The CIM is the seller's opening argument, written by someone with a clear incentive, and your job is to test it rather than trust it.

Some advisors call the same document an offering memorandum or a "deal book." The name changes; the function does not.

What's inside a CIM

Most CIMs follow the same structure, regardless of who wrote them. The standard sections are:

  • Executive summary: the business in one page, framed as an opportunity.
  • Company overview: history, ownership, locations, and what the business does.
  • Products and services: what it sells and to whom.
  • Market and competition: the seller's case for why the business is well positioned.
  • Operations and team: staffing, key roles, and how the work gets done.
  • Financials: historical revenue, earnings, add-backs, and usually a forward projection.
  • The ask: the asking price or a guide price, and the process from here.

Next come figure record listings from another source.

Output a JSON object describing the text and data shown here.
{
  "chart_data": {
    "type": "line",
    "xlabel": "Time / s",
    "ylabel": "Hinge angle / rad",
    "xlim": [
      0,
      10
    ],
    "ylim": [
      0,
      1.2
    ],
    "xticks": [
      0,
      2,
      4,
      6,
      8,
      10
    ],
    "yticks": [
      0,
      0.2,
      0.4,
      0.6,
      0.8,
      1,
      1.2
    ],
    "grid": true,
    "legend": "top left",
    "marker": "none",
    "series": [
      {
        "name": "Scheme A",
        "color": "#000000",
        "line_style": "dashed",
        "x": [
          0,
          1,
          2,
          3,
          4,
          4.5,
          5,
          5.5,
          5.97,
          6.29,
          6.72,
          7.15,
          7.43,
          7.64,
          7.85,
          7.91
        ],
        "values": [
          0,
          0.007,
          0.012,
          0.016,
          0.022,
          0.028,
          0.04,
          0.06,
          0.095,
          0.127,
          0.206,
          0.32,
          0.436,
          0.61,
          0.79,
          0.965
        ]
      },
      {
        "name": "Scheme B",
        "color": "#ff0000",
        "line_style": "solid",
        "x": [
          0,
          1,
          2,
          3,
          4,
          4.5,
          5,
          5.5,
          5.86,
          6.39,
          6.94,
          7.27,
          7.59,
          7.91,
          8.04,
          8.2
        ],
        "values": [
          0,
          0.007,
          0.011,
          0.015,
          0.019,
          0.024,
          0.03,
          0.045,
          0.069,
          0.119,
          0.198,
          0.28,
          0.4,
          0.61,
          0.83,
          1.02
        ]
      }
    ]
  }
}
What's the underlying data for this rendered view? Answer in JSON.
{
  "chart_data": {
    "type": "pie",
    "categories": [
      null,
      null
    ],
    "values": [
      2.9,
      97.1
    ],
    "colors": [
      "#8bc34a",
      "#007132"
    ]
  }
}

Read the financials section last and slowest. It is the part most engineered to flatter, and the part a buyer cash-flow conversion exists to undo.

Why a CIM is a claim, not a fact

A CIM is written by the party with the most to gain from a high price. Every figure in it is a claim made under that incentive, which is the structural fact a buyer has to hold onto: nothing in the document is verified until you verify it.

The earnings figure is where the incentive bites hardest. A CIM presents an adjusted earnings number built from the seller's own add-backs, and your task is to test whether those earnings are real, transferable, and safe, which is exactly what a quality of earnings review is for.

The harder question is the one the CIM is built to avoid: what is left when the seller, the seller's relationships, and the seller's hours are gone. That residual is the business you are actually buying, and it gets tested in the due diligence checklist, where each claim is checked against a document instead of a sentence.

This is not paranoia. It is the recognition that a marketing document optimizes for one number, the price, and that a buyer's job is to convert the seller's presentation into a number that survives the seller walking out the door.

When the CIM arrives in a deal

The CIM sits at a specific point in the buying sequence, and knowing where keeps you from skipping a step. The order runs NDA, then CIM, then your indication of interest, then the letter of intent, then diligence.

You read the CIM to decide whether to write a letter of intent, not whether to buy. The buy decision comes later, after diligence has tested everything the CIM asserted.

The CIM's real job for you is conversion: turning the seller's presentation into a number you can defend, which is the work of valuing the business yourself. The seller hands you a story; you turn it into a buyer's case.

FAQ

What is included in a CIM?

A CIM includes an executive summary, a company overview, products and services, a market and competition section, operations and team, historical and projected financials, and the asking price. The financials are the section to scrutinize most, because they are presented under the seller's incentive to show the business at its best.

Who prepares a CIM?

A CIM is prepared by the seller or, more often, the business broker or M&A advisor representing the seller. That is why it reads as marketing: it is written by the party who is paid to sell the business, not by a neutral party verifying the numbers for you.

Is a CIM the same as an offering memorandum?

A CIM and an offering memorandum are the same document under different names. Some advisors also call it a "deal book" or "the book," but all three describe the sell-side marketing packet sent to qualified buyers after an NDA.